Disappointed but undeterred, many have given countless interviews pleading with lawmakers on both sides to meet in the middle so that the school shootings stop. Relatives of the Stoneman Douglas victims kept up the pressure in Florida’s capital with emotional testimony during a legislative hearing to discuss passing a bill that would, among other things, raise the age limit to buy long guns from 18 to 21. The bill also would create a program that allows teachers who receive law-enforcement training and are deputized by the local sheriff’s office to carry concealed weapons in the classroom, if also approved by the school district. The school’s superintendent has spoken out firmly against that measure. The House Appropriations Committee’s 23-6 vote in favor of the bill followed more than four hours of emotional discussion with the parents of some of the 17 killed, and nearly two weeks of activism by students on social media and in televised debates.

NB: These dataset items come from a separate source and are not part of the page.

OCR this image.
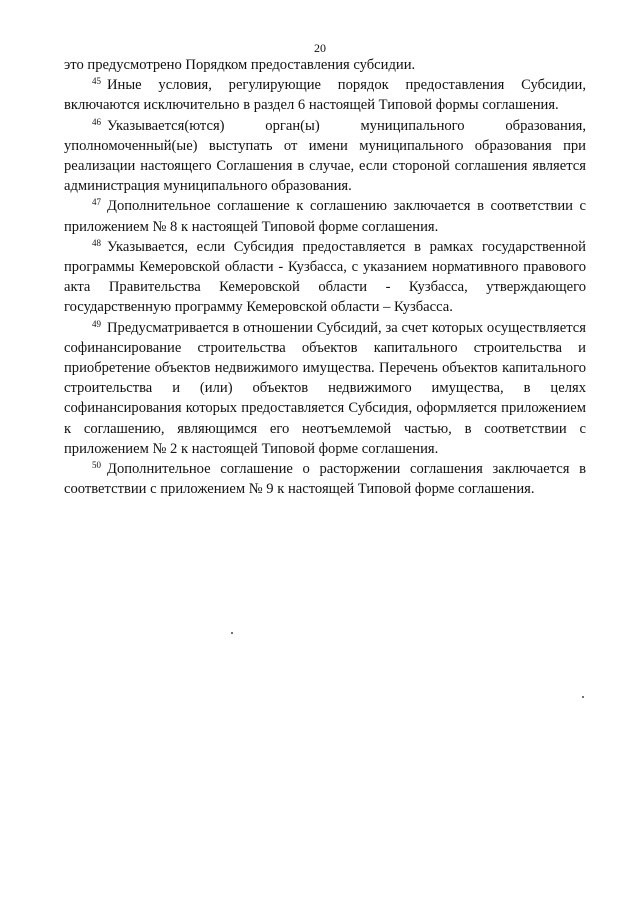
20

это предусмотрено Порядком предоставления субсидии.

$^{45}$ Иные условия, регулирующие порядок предоставления Субсидии, включаются исключительно в раздел 6 настоящей Типовой формы соглашения.

$^{46}$ Указывается(ются) орган(ы) муниципального образования, уполномоченный(ые) выступать от имени муниципального образования при реализации настоящего Соглашения в случае, если стороной соглашения является администрация муниципального образования.

$^{47}$ Дополнительное соглашение к соглашению заключается в соответствии с приложением № 8 к настоящей Типовой форме соглашения.

$^{48}$ Указывается, если Субсидия предоставляется в рамках государственной программы Кемеровской области - Кузбасса, с указанием нормативного правового акта Правительства Кемеровской области - Кузбасса, утверждающего государственную программу Кемеровской области – Кузбасса.

$^{49}$ Предусматривается в отношении Субсидий, за счет которых осуществляется софинансирование строительства объектов капитального строительства и приобретение объектов недвижимого имущества. Перечень объектов капитального строительства и (или) объектов недвижимого имущества, в целях софинансирования которых предоставляется Субсидия, оформляется приложением к соглашению, являющимся его неотъемлемой частью, в соответствии с приложением № 2 к настоящей Типовой форме соглашения.

$^{50}$ Дополнительное соглашение о расторжении соглашения заключается в соответствии с приложением № 9 к настоящей Типовой форме соглашения.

During a listening session held by President Trump a week after the shooting, Andrew Pollack, a parent whose daughter Meadow was killed in the shooting, brought up a valid point as he was also overwhelmed with emotion and anger as he stood next to his sons to address the president. “We need to come together as a country and work on what’s important, and that’s protecting our children in the schools. That’s the only thing that matters right now,” he said. “We protect airports, we protect concerts, stadiums, embassies, the Department of Education that I walked in today, that has a security guard in the elevator. How do you think that makes me feel?” “I’m very angry that this happened because it keeps happening. 9/11 happened once and they fixed everything. How many schools, how many children have to get shot? It stops here with this administration and me. I’m not going to sleep until it’s fixed. And Mr. President, we’re going to fix it.” “It’s enough! Let’s get together, work with the president and fix the schools. That’s it. No other discussions. Security, whatever we have to do.”
From South Florida to Bellingham, Wash., local walkouts were proliferating. A national event has been planned for March 14, the one-month anniversary of the Parkland shooting, when students and teachers plan to leave class for 17 minutes, one minute for each victim. On March 24, students will protest in Washington at an event organized by March for Our Lives, the group formed by Parkland survivors, which has received hundreds of thousands of dollars in donations from celebrities. Another mass walkout is scheduled for April 20, when students will commemorate the 19th year since the Columbine High School shooting in 1999.